Le 17/03/2017 Ã 16:11, Richard Genoud a Ãcrit :
> 2017-03-15 17:56 GMT+01:00 Nicolas Ferre <nicolas.ferre@xxxxxxxxxxxxx>:
>> Le 15/03/2017 Ã 17:19, Richard Genoud a Ãcrit :
>>> On 15/03/2017 16:29, Nicolas Ferre wrote:
>>>> A side effect of 89d8232411a8 ("tty/serial: atmel_serial: BUG: stop DMA
>>>> from transmitting in stop_tx") is that the console can be called with
>>>> TX path disabled. Then the system would hang trying to push charecters
>>>> out in atmel_console_putchar().
>>>>
>>>> Signed-off-by: Nicolas Ferre <nicolas.ferre@xxxxxxxxxxxxx>
>>>> Fixes: 89d8232411a8 ("tty/serial: atmel_serial: BUG: stop DMA from transmitting
>>>> in stop_tx")
>>>> Cc: stable <stable@xxxxxxxxxxxxxxx> # 4.4+
>>>> ---
>>>> Hi Richard,
>>>>
>>>> I found this to fix the problem with system hang in my linux-4.4-at91 branch
>>>> (in the atmel_console_putchar() waiting loop actually).

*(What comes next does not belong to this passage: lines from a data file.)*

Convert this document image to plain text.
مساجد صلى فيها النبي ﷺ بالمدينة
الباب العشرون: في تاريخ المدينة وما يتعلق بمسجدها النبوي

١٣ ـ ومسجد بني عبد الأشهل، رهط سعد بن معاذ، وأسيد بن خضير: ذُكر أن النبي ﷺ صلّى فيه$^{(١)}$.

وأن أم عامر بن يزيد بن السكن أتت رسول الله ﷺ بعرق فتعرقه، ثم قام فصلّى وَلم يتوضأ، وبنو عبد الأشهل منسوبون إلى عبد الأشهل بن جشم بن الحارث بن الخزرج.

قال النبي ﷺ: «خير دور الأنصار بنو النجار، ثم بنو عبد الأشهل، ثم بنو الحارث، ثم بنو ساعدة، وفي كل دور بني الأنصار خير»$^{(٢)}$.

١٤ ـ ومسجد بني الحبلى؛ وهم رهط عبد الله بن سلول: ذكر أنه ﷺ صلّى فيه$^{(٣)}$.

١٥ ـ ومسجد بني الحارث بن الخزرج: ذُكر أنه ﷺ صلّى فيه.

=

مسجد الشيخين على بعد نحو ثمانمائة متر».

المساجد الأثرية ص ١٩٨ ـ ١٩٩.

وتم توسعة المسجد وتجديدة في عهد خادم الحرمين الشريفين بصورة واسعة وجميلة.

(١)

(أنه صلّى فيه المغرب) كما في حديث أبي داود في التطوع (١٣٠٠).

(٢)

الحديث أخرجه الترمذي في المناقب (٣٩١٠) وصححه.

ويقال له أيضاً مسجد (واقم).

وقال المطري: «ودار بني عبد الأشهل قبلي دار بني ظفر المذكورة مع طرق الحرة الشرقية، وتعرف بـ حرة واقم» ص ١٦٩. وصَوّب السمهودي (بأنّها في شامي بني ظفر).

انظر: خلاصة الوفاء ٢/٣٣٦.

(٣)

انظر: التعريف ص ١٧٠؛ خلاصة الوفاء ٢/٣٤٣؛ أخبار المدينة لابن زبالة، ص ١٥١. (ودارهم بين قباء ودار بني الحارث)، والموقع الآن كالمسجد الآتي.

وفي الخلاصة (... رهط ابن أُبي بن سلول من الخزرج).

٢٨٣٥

I'm open to more
>>>> insignt.
>>>> As we cannot figure out if this bit is set or not, I didn't preserve the
>>>> current status...
>>>>
>>>> Regards,
>>>
>>> So, I'm guessing that you may see some lines/characters printed twice on
>>> the screen, don't you ?
>>
>> Well, actually, I don't think so because the repetitions that I see are
>> probably due to open/close/open/close/re-open/... of the serial console
>> itself.
>>
>> Same with the line "random: udevd: uninitialized urandom read (16 bytes
>> read, 21 bits of entropy available)", they happen at different moment in
>> time => the printk log timestamping seem to indicate that they are
>> different.
> Hi Nicolas,
>
> It seems that the problem is between atmel_tx_dma() and its callback
> atmel_complete_tx_dma().
>
> At some point, atmel_tx_dma() is called, does the job, and then, just
> before the callback is called, the xmit->head and xmit->tail pointers
> are set to zero (by uart_flush_buffer())
> So, when atmel_complete_tx_dma() is called, it does:
> xmit->tail += atmel_port->tx_len;
> not knowing that the head and tail pointers have been reseted.
> => it's like there's (UART_XMIT_SIZE - atmel_port->tx_len) characters to
> transmit on the serial line.
>
> PS: I can trigger this bug by holding down the d key at login and then
> ctrl - basically, a ctrl-d just after sending text - with a rate success
> of about 1/5 :)
>
> Could you try this patch to see if it corrects also your system hang ?

Just tried, it doesn't fix the system hang.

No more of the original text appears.